I come now to what was said I think by my hon. Friend the Member for Cambridge University (Sir J. Withers), my hon. and learned Friend the Member for Norwood (Sir W. Greaves-Lord), my hon. and gallant Friend the Member for Uxbridge (Major Llewellin) and also by my hon. and learned Friend the Member for Moss Side (Sir G. Hurst). I think they all expressed the view that this Measure will involve increased work for the Court of Appeal. Matters which at 1539 present are being tried by two judges will be tried by three judges, and they suggested that this would do more harm than good unless the Judicial Bench were increased in numbers. I would like to say a word on what can happen at present. A Third Division of the Court of Appeal can be set up under the Judicature Act, and the existing personnel, the Master of the Rolls and the five Lords Justices, could sit two and two and two in three courts, reinforced by judges of first instance from either the King's Bench or the Chancery Division. I think that in the calculation he put forward my hon. and learned Friend did not make the allowance that has to be made for the present appeals from the Divisional Court to the Court of Appeal. There will now be only one field of appeal.
§ Sir W. GREAVES-LORD
There are about 100 appeals to the Divisional Court, now tried by two judges, which will in future require three. At present about eight of those cases go to the Court of Appeal.

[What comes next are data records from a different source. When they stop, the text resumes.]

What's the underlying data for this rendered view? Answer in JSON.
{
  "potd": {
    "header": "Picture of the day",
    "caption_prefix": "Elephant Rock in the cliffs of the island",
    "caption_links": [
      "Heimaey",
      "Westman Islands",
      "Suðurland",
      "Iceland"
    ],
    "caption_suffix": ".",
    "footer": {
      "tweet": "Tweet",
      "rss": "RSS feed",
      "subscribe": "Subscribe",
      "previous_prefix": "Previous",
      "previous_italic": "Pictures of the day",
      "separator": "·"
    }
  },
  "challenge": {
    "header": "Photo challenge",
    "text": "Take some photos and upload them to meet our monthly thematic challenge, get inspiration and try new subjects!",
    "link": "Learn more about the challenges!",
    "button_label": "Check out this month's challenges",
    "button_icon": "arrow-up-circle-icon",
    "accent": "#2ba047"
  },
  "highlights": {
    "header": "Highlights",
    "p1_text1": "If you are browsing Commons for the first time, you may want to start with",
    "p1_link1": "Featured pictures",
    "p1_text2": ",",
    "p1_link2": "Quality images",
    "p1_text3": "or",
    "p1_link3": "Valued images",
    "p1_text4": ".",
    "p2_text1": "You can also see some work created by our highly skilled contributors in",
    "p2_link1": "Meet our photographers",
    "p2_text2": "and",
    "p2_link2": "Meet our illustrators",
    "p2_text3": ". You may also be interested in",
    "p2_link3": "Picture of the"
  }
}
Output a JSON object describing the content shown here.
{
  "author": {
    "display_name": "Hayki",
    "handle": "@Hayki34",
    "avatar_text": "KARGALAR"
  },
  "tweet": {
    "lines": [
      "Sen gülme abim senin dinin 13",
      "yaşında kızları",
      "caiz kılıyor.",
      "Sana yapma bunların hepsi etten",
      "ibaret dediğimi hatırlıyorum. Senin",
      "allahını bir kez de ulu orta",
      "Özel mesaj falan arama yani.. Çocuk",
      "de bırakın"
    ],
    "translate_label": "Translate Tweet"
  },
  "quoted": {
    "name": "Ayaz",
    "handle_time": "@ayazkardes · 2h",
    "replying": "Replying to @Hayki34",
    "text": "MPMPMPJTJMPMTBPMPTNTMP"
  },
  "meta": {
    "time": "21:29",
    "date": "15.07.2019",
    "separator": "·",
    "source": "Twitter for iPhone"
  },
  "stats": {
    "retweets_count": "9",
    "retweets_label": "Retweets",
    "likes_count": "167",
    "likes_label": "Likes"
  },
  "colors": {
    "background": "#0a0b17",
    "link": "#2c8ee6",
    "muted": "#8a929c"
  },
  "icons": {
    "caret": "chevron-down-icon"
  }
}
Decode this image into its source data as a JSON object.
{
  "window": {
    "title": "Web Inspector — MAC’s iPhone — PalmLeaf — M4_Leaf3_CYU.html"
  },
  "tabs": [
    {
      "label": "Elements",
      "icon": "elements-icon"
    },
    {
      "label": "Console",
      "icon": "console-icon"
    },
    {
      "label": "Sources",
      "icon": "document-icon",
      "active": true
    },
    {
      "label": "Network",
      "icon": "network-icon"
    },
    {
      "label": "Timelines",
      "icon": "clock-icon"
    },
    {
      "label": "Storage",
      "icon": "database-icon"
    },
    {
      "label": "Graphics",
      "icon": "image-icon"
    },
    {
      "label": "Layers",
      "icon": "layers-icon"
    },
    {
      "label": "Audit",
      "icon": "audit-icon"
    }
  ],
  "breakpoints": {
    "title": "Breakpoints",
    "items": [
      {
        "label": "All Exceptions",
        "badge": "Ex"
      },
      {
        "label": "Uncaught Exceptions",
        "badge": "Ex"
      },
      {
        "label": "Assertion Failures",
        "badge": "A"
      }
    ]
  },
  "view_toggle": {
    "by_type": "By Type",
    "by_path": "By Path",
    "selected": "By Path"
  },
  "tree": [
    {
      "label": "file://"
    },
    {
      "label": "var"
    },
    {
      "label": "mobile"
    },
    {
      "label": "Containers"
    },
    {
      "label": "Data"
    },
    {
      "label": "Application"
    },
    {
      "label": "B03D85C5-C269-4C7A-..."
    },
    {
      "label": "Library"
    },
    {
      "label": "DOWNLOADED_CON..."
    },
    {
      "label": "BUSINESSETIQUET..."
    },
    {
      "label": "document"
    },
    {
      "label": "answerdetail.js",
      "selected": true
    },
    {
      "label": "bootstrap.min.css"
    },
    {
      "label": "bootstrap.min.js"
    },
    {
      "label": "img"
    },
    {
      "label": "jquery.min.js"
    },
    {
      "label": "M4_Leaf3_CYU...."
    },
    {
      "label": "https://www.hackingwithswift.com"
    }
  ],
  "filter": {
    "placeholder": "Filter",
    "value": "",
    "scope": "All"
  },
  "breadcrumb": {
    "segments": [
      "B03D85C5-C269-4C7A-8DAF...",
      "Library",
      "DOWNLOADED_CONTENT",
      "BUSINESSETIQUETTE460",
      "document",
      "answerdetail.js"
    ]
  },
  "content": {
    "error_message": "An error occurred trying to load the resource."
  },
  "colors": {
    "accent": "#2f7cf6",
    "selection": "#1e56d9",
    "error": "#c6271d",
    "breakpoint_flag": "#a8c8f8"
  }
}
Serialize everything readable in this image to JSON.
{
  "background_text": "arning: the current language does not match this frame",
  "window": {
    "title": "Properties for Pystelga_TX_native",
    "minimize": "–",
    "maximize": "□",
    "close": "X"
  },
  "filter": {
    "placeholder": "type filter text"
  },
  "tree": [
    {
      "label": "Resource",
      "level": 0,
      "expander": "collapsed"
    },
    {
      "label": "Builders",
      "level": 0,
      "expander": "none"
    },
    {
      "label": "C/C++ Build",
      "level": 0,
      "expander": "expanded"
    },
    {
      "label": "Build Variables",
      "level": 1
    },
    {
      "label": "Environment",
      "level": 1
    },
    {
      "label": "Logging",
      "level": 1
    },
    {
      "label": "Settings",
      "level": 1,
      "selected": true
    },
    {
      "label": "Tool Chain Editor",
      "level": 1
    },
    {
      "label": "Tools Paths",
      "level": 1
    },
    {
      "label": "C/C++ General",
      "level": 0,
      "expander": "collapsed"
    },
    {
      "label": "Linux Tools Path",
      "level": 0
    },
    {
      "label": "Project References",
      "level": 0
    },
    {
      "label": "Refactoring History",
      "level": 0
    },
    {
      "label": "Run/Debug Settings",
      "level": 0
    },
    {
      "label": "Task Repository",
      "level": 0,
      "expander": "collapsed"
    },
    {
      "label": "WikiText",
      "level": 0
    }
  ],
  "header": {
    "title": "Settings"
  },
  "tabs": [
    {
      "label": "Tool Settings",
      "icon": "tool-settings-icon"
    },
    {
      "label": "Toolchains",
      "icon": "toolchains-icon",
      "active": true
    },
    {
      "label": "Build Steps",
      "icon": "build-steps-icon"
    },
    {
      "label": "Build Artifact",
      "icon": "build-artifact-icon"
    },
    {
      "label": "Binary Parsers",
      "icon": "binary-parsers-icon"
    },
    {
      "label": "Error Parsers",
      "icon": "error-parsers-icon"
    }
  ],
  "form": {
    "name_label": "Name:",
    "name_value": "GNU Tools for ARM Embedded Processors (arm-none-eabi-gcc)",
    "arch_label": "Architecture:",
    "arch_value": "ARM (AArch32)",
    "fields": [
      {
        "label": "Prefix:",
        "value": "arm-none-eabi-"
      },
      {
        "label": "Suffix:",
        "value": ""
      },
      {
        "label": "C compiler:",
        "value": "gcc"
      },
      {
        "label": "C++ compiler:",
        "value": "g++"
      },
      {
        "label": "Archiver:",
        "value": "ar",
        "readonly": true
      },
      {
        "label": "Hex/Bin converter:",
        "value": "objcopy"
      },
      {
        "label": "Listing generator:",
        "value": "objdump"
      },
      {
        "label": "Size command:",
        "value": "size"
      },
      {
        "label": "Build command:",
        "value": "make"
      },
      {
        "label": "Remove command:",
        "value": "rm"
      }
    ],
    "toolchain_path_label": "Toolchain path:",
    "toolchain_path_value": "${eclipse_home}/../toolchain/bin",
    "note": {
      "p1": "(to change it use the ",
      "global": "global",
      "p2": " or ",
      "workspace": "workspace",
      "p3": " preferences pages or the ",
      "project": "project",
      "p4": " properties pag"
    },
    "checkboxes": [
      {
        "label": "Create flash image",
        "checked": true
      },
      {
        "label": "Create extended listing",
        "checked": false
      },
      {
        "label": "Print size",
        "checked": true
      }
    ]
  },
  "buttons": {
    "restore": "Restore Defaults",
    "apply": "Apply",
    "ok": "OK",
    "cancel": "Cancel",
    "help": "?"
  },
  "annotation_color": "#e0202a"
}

Therefore, what we are doing is to send 100 cases which will require three judges instead of eight which now require three judges.
§ The SOLICITOR-GENERAL
My hon. and learned Friends are perfectly right that this will involve increased expenditure of judicial time, and to that extent it increases the argument, with which I am familiar, that in view of the arrears, matters would be expeditiously disposed of if more judges were appointed. I am not in a position to give any definite assurance, except to say that, naturally, everything that has been said this afternoon will receive very careful consideration, and also that we are alive to the fact that the passage of this Bill strengthens the case which has been put forward.
§ Question put, and agreed to.
§ Bill read a Second time, and committed to a Standing Committee.
§ The remaining Orders were read, and postponed.
§ Whereupon Mr. SPEAKER adjourned the House without Question put, pursuant to Standing Order No. 2.
§ Adjourned at One Minute before Four o'Clock until Monday next, 2nd July.